Adventure Idea: A Dragon's Tears

Recently, through some talk on a roleplaying games forum about violence in games, my brain started thinking. One of the tracks it rode upon was the one where a lot of the quests, problems and assignments the player characters in roleplaying games get are clearly and easily solvable with violence. Then, at one point during walking from the station to school, a thought struck me. Potion ingredients. You see, me and my wife are reading through the Harry Potter books together (I've never read them before, and it has been a while for her) and I guess the end of the second book (The Chamber of Secrets) had stuck with me. I'm not gonna spoil it, but those that know, know how it applies.

I was thinking how tears are not an easily harvestable ingredient from mystical creatures. You can't gather them by killing and skinning, like they are dragon scales or something. You have to go about it another way. And that made me think about why people might cry. It might be by telling it a sad story (like a thief's tragic backstory) or listening to a beautiful song (Bards and Disney Princesses, you're up!) or Priests and Prophets trying to instill guilt of some kind. (Clerics, Paladins, ... it's your chance). It's also a delightful chance for the roguish prankster players to think outside the box, like buying carts full of onions and start cutting them in front of the dragon. (Like many fairy-tale heroes.) There might still be those who might to use pain to make the dragon cry, but that gets into torture and X-card material and is clearly non-heroic behavior.
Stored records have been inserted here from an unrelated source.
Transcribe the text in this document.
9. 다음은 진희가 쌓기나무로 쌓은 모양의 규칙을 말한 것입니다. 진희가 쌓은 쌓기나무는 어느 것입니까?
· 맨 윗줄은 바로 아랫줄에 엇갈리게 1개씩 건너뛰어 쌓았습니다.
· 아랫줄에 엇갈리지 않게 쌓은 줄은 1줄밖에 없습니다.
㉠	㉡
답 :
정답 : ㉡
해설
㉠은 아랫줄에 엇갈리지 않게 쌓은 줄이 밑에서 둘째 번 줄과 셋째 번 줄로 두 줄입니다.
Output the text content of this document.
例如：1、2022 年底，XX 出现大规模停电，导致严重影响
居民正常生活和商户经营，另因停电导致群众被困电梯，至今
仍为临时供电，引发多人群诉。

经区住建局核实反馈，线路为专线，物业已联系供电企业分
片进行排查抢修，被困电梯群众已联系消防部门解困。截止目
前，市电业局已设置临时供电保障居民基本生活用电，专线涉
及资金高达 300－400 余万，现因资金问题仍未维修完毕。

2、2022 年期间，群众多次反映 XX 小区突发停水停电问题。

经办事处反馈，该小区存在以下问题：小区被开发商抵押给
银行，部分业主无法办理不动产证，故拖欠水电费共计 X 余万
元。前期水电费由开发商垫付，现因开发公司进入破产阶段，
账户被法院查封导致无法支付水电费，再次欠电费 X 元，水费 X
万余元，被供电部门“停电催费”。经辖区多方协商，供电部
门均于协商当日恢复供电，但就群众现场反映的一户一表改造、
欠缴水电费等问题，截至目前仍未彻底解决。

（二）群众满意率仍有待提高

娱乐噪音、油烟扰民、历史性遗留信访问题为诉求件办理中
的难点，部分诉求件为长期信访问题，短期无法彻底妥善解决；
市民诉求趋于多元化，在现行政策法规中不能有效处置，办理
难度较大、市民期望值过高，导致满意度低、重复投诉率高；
Anyway, I wanted to put these thoughts to words and get them out, so here are two ideas or story seeds to get this problem to your characters.

A Dragon’s Tears

1. The king has been cursed by a Fairy Queen after insulting her. She cried at hearing the plea of a servant who was caught stealing. The king answered with hard punishment to the servant. The fairy, in disguise as a rich trader, put a curse on the king, turning him into a dragon. The curse can only be lifted when the dragon cries. The Queen, not wanting a dragon for a husband has put out a reward for anyone who can make the dragon cry real tears.


This is just an option without an immediate violent solution. It will ask the players to think of ways to get the dragon-king to cry. It’s a chance for bards to ply their trade and try to move the king to cry, for clerics to try and convince the king to a deep and sorrowful repentance, a chance for a down-to-earth cook to buy a cart full of onions and start cutting them all in front of the dragon until he cries, etc. A charlatan and cheater might try to fake tears, but as long as the king remains a dragon it’s clear that the curse still stands.


Of course, die hard adventurers might still decide to try and hunt down the Fairy Queen and force her at sword-point to remove the curse, but she most likely will not, and if they find a way to force her hand so as to do so, she and her court will remember.


2. The king has offered a reward for whoever can bring him a dragon’s tears. It is a needed ingredient to treat the strange illness his daughter has fallen under. This is what the Royal Alchemist has told him. The reward? A title and land, a chance to become your own Lord.


With this option the players get the option to try and hunt down a dragon (many charlatans will try to sell maps to dragons, as if they are to be found just everywhere). The first step is to find a dragon, then they need to find a way to get that dragon to cry and to collect its tears. And then, with those tears, they need to find their way back to the king. With a quest as publicly available as that they will no doubt have plenty of competition along the way.

2 comments:

  1. Very fun!
    You can run any number of variations on this "emotional potion ingredient" scenario. What if the item required was a dragon's laughter? Or a miserly ogre's prized possession, but only if given freely? Or the hair of a living unicorn (unicorns being too proud to allow themselves to be shorn, naturally)? Many fascinating possible solutions would surely emerge at the table.